You cannot be required to share a room with children. The room must have a bed, adequate storage space and a window. You must also be given access to a desk for your studies.
As a family member, you may of course use the kitchen, the living areas and the bathroom. Sometimes there may be a private bathroom for you but this is quite rare.
There are some families that offer separate accommodation for the Au Pair, either adjacent to their home or elsewhere. Technically, you are not an Au Pair if you cook your own meals in your own kitchen and do not socialise with the family. In such cases, you are likely to be classed as an employee, and tax, pension and social security contributions may be deducted from your salary.
Our service is completely free of charge. We charge the families for our service, so we can offer a free service to all job seekers.
You are expected to pay for your own flights to and from the host country, whilst the host family will be responsible for your transport from the nearest airport to their home. Some families offer to pay your flight home if you stay with them the required amount of months.
We also strongly recommend you purchase travel insurance. In some countries, you can get basic medical treatment when you are a resident in that country. However, it is advisable to have additional travel insurance to cover your belongings and any emergencies, such as serious accidents or illnesses that may require medical transportation to your country of origin.
Generally, you are also required to pay for your own language course. Please note that in some countries, attending a language course is a mandatory requirement. There are a few countries where the family is required to pay for your language course, and sometimes a family may offer to pay for it when they are legally not required to do so.

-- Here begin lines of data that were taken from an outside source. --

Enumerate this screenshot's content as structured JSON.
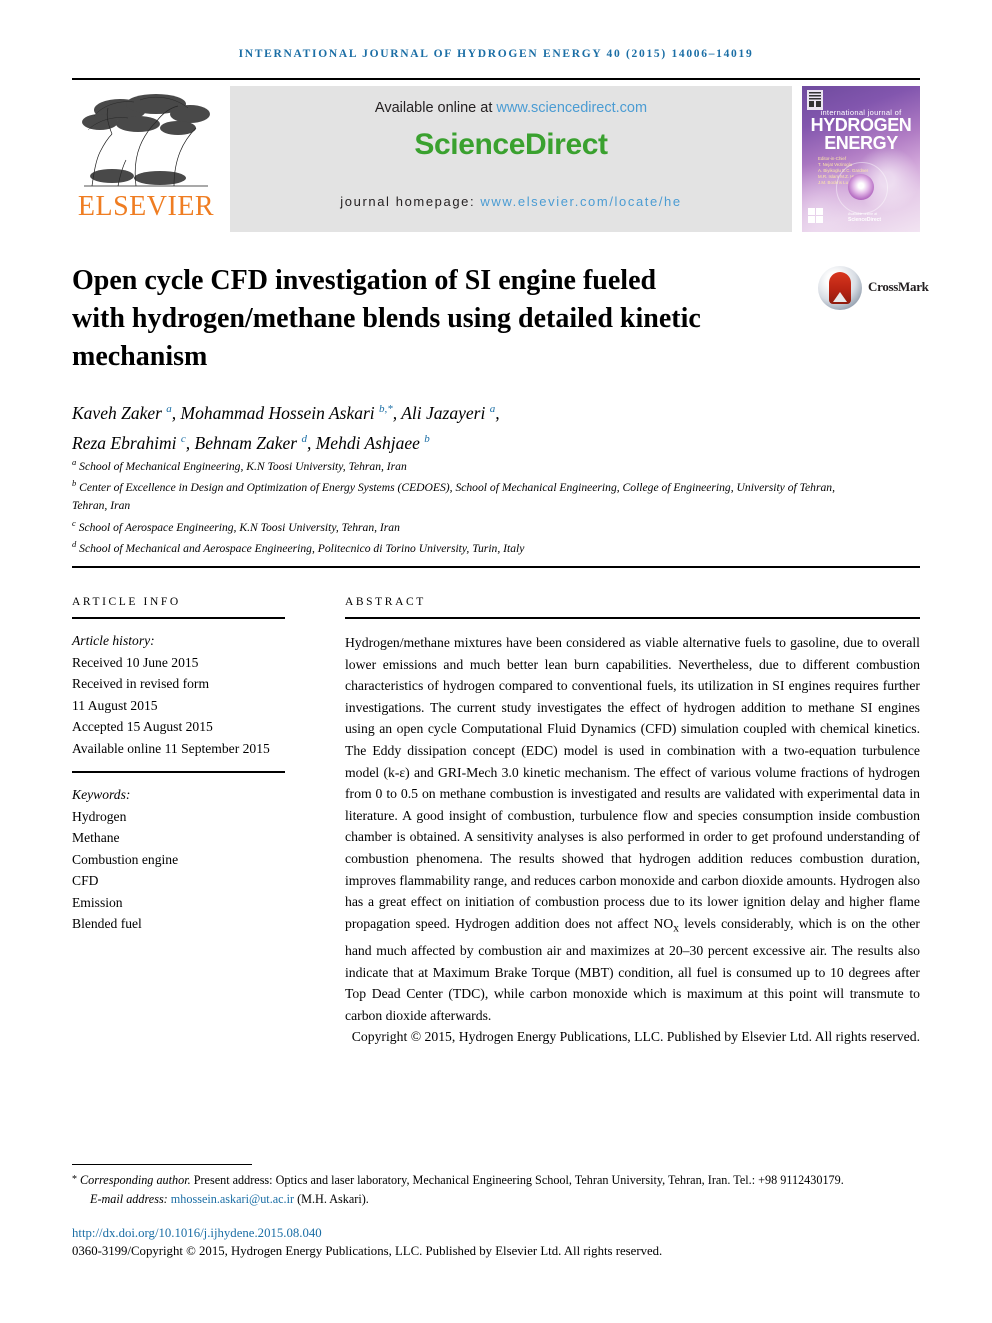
{
  "running_head": "International Journal of Hydrogen Energy 40 (2015) 14006–14019",
  "banner": {
    "publisher_name": "ELSEVIER",
    "available_prefix": "Available online at ",
    "sciencedirect_url": "www.sciencedirect.com",
    "sciencedirect_logo": "ScienceDirect",
    "homepage_prefix": "journal homepage: ",
    "homepage_url": "www.elsevier.com/locate/he",
    "cover": {
      "line_small": "international journal of",
      "line1": "HYDROGEN",
      "line2": "ENERGY",
      "editors": "Editor-in-Chief  T. Nejat Veziroglu\nAssociate Editors  A. Biyikoglu, E.C. Gardner, M.R. Islam, M.Z. Hyseni, J.M. Bockris, Lu Chun Tsai, D.Y. Goswami",
      "sd_mark": "ScienceDirect"
    }
  },
  "crossmark": {
    "label": "CrossMark"
  },
  "article": {
    "title": "Open cycle CFD investigation of SI engine fueled with hydrogen/methane blends using detailed kinetic mechanism",
    "authors_line1": "Kaveh Zaker <sup>a</sup>, Mohammad Hossein Askari <sup>b,*</sup>, Ali Jazayeri <sup>a</sup>,",
    "authors_line2": "Reza Ebrahimi <sup>c</sup>, Behnam Zaker <sup>d</sup>, Mehdi Ashjaee <sup>b</sup>",
    "affiliations": [
      {
        "mark": "a",
        "text": "School of Mechanical Engineering, K.N Toosi University, Tehran, Iran"
      },
      {
        "mark": "b",
        "text": "Center of Excellence in Design and Optimization of Energy Systems (CEDOES), School of Mechanical Engineering, College of Engineering, University of Tehran, Tehran, Iran"
      },
      {
        "mark": "c",
        "text": "School of Aerospace Engineering, K.N Toosi University, Tehran, Iran"
      },
      {
        "mark": "d",
        "text": "School of Mechanical and Aerospace Engineering, Politecnico di Torino University, Turin, Italy"
      }
    ]
  },
  "article_info": {
    "heading": "ARTICLE INFO",
    "history_label": "Article history:",
    "history": [
      "Received 10 June 2015",
      "Received in revised form",
      "11 August 2015",
      "Accepted 15 August 2015",
      "Available online 11 September 2015"
    ],
    "keywords_label": "Keywords:",
    "keywords": [
      "Hydrogen",
      "Methane",
      "Combustion engine",
      "CFD",
      "Emission",
      "Blended fuel"
    ]
  },
  "abstract": {
    "heading": "ABSTRACT",
    "body": "Hydrogen/methane mixtures have been considered as viable alternative fuels to gasoline, due to overall lower emissions and much better lean burn capabilities. Nevertheless, due to different combustion characteristics of hydrogen compared to conventional fuels, its utilization in SI engines requires further investigations. The current study investigates the effect of hydrogen addition to methane SI engines using an open cycle Computational Fluid Dynamics (CFD) simulation coupled with chemical kinetics. The Eddy dissipation concept (EDC) model is used in combination with a two-equation turbulence model (k-ε) and GRI-Mech 3.0 kinetic mechanism. The effect of various volume fractions of hydrogen from 0 to 0.5 on methane combustion is investigated and results are validated with experimental data in literature. A good insight of combustion, turbulence flow and species consumption inside combustion chamber is obtained. A sensitivity analyses is also performed in order to get profound understanding of combustion phenomena. The results showed that hydrogen addition reduces combustion duration, improves flammability range, and reduces carbon monoxide and carbon dioxide amounts. Hydrogen also has a great effect on initiation of combustion process due to its lower ignition delay and higher flame propagation speed. Hydrogen addition does not affect NO<sub>x</sub> levels considerably, which is on the other hand much affected by combustion air and maximizes at 20–30 percent excessive air. The results also indicate that at Maximum Brake Torque (MBT) condition, all fuel is consumed up to 10 degrees after Top Dead Center (TDC), while carbon monoxide which is maximum at this point will transmute to carbon dioxide afterwards.",
    "copyright": "Copyright © 2015, Hydrogen Energy Publications, LLC. Published by Elsevier Ltd. All rights reserved."
  },
  "footer": {
    "corresponding_label": "Corresponding author.",
    "corresponding_text": " Present address: Optics and laser laboratory, Mechanical Engineering School, Tehran University, Tehran, Iran. Tel.: +98 9112430179.",
    "email_label": "E-mail address: ",
    "email": "mhossein.askari@ut.ac.ir",
    "email_suffix": " (M.H. Askari).",
    "doi": "http://dx.doi.org/10.1016/j.ijhydene.2015.08.040",
    "issn_copyright": "0360-3199/Copyright © 2015, Hydrogen Energy Publications, LLC. Published by Elsevier Ltd. All rights reserved."
  },
  "colors": {
    "journal_blue": "#1b6ea5",
    "link_blue": "#4b9cd3",
    "sciencedirect_green": "#3aa12f",
    "elsevier_orange": "#ef7d22"
  }
}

If you are applying to work in a country that requires a visa (Australia, China), you will need to pay for the visa costs yourself. We are happy to advise you on the visa process. In some cases, the family may offer to reimburse you for the visa costs after you have worked for them for the agreed period.
We will draft an Au Pair Agreement for you and the host family to sign. This agreement must be signed before you book your travel to the host country. The agreement is similar to a contract of employment as it will cover all the basics for a successful placement.
The notice period is typically 2-4 weeks. Should a family ask you to leave immediately, they will be required to pay for either a flight home or accommodation and pocket money for the notice period for you.
We will also provide you with written instructions as well as personal support before, during and after your placement.